2026年8月16日、伊勢崎オートレース場で「SG第30回オートレースグランプリ」の優勝戦が行われ、地元・青山周平が優勝した。3号車から好スタートを決めると、5100m・10周回を一度も先頭から譲らない完璧な逃走劇。前年覇者の鈴木圭一郎を振り切り、大会6度目の制覇を達成した。

オートレースグランプリ2026決勝結果

着順車番選手所属競走タイムST
13青山周平伊勢崎3.3820.05
22鈴木圭一郎浜松3.3840.06
34早川清太郎伊勢崎3.3900.16
46長田稚也飯塚3.3920.11
55佐藤励川口3.4080.06
61高橋貢伊勢崎3.4100.10
78佐藤摩弥川口3.4310.20
87小林瑞季川口3.4330.18

決勝は曇り、良走路。気温24度、走路温度31度という条件で行われ、青山と鈴木はともに試走3.29をマークして本番を迎えた。

青山が0.05のスタートから一気に主導権

最大の勝負どころはスタートだった。

3枠の青山が0.05の好スタートを決めると、2枠鈴木圭一郎も0.06で続く。1周目終了時点で青山―鈴木―高橋貢の順となり、優勝候補3人が前方を占めた。

しかし青山はここから一度も先頭を譲らない。後ろには昨年の覇者であり、今節も初日2着から4連勝で決勝へ進んだ鈴木がぴたりと付いたが、青山は10周を通してミスらしいミスを見せなかった。

周回を重ねるにつれて青山と鈴木が後続を引き離し、事実上の一騎打ちへ。鈴木も仕掛ける機会を探したものの、青山が付け入る隙を与えず、そのまま先頭でゴールした。

競走タイムは青山3.382、鈴木3.384。わずかな差だったが、内容としては青山の完勝だったと言っていい。

早川清太郎が地元勢として3着

3着には4号車・早川清太郎が入った。

1周目は6番手だったが、序盤から積極的に追い上げ、2周目には3番手へ浮上。8周目には長田稚也に一度かわされたものの、終盤に再び取り返して3着を確保した。

4着は25歳の長田。5着には今年のSGオールスターを制している佐藤励が入り、準決勝まで無傷の4連勝だった高橋貢は6着。外枠の佐藤摩弥、小林瑞季は序盤から位置取りが厳しく、それぞれ7、8着となった。

青山周平がSG21勝、高橋貢に並ぶ歴代最多タイ

今回の優勝は単なるオートレースグランプリ制覇以上の意味を持つ。

青山にとってSG優勝はこれが通算21回目。これまで歴代最多記録を持っていた高橋貢に並び、ついに史上1位タイとなった。

さらにオートレースグランプリは6度目の制覇。通算優勝回数も133回へ伸ばした。

優勝後の青山は、スタート前に地元ファンから大きな声援が聞こえ、「やってやるぞ」という気持ちになったと振り返った。エンジンについても節間を通じて安定し、「最終日が一番いい状態」「道中は100点満点」と評価している。
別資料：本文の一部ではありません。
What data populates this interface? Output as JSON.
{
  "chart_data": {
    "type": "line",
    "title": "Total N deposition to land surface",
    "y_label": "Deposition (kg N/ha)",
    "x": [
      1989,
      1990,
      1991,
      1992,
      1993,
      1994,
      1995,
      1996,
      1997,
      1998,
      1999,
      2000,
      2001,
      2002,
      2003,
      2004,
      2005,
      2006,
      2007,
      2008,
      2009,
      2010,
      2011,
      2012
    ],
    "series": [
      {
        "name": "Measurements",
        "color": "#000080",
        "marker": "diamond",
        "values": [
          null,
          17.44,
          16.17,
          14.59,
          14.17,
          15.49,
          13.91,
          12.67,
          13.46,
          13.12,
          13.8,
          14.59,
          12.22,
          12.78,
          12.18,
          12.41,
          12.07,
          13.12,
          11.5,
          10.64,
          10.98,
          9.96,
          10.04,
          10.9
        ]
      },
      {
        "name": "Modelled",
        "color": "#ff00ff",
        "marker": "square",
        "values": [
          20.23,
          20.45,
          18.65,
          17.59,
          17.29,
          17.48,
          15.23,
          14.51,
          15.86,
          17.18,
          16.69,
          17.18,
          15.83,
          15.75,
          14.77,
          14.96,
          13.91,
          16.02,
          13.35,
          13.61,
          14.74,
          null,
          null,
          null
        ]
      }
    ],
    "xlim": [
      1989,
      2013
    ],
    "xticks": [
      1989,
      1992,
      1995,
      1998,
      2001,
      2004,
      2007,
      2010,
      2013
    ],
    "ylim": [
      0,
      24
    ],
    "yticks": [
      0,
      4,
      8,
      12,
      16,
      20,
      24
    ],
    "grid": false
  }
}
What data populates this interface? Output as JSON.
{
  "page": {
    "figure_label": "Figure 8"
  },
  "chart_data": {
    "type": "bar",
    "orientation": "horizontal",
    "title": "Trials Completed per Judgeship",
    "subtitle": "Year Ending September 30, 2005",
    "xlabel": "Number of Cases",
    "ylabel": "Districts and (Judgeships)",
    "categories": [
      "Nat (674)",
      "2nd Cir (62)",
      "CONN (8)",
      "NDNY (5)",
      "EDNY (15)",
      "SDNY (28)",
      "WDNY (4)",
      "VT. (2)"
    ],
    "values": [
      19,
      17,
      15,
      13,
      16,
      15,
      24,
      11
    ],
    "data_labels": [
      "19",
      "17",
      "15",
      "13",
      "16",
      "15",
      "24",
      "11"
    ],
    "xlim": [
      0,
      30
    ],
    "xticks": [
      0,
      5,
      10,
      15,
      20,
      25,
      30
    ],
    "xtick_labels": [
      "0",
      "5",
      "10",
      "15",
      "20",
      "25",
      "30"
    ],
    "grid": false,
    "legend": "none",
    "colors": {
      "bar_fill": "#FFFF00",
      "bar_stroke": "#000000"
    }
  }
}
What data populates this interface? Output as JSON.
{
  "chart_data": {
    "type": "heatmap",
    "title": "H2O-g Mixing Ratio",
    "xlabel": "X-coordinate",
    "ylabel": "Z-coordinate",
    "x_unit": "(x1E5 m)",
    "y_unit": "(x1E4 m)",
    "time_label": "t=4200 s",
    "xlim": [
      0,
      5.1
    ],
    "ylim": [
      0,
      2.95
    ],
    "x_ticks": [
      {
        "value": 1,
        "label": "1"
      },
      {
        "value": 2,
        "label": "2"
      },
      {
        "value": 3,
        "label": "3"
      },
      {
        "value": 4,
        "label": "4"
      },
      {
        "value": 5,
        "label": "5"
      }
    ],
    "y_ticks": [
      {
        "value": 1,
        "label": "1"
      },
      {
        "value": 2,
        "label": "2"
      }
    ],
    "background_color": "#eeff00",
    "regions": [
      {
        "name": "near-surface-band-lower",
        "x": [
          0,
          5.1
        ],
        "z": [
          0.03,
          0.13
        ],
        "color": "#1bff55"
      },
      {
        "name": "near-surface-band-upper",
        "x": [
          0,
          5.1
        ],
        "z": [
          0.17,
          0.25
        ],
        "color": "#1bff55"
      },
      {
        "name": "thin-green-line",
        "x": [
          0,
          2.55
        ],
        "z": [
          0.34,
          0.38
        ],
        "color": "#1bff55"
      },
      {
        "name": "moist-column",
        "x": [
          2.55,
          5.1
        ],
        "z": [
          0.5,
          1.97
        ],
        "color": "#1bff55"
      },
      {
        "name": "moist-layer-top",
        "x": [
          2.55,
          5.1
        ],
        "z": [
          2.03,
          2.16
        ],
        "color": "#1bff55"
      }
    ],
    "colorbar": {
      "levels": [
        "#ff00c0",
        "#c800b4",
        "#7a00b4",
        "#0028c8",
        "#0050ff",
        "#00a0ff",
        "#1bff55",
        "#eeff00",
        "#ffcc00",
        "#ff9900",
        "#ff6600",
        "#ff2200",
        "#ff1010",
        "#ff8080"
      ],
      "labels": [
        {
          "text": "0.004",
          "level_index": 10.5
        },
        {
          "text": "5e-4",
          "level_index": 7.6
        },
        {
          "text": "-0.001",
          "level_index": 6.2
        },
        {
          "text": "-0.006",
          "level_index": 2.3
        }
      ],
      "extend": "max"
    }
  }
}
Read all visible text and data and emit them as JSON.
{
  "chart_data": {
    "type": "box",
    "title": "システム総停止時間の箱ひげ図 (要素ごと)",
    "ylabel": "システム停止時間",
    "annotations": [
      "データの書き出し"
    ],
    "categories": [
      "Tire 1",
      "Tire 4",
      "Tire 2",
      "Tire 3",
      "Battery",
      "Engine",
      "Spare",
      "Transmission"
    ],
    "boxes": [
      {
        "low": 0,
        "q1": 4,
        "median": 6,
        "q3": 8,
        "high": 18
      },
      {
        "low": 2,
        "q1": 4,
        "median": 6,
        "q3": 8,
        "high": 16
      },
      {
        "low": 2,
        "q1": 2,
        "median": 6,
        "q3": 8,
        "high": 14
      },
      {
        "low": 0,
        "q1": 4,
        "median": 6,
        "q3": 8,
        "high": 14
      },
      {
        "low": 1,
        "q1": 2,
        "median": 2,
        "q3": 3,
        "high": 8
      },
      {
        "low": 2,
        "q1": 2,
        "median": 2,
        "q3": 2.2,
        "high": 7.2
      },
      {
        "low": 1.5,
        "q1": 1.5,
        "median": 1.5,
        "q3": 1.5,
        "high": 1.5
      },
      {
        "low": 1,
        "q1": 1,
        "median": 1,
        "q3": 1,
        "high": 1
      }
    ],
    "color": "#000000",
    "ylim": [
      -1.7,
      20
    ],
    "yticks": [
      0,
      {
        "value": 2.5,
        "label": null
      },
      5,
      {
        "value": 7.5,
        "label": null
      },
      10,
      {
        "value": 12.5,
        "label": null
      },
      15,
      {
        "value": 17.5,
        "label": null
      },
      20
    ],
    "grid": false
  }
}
地元伊勢崎で、歴代最多SG記録へ並ぶ勝利を決めたことも大きな意味を持つ。

車券は本命サイドで決着

人気上位の青山と鈴木がワンツーとなり、車券は比較的堅い決着となった。

  • 単勝:3番 150円
  • 2連単:3-2 310円
  • 3連複:2-3-4 480円
  • 3連単:3-2-4 1,050円

3連単は2番人気だった。

青山は全国ランクS級1位として迎えた地元SGで期待通りの結果を残し、ついにSG歴代最多記録へ到達した。今後もう一つSGタイトルを加えれば、高橋貢を抜いて単独最多となる。

高橋貢の「SG21冠」という巨大な記録に並んだ青山周平。2026年のオートレースグランプリは、現役最強レーサーが歴史上の頂点へ追いついた一戦として記憶されることになりそうだ。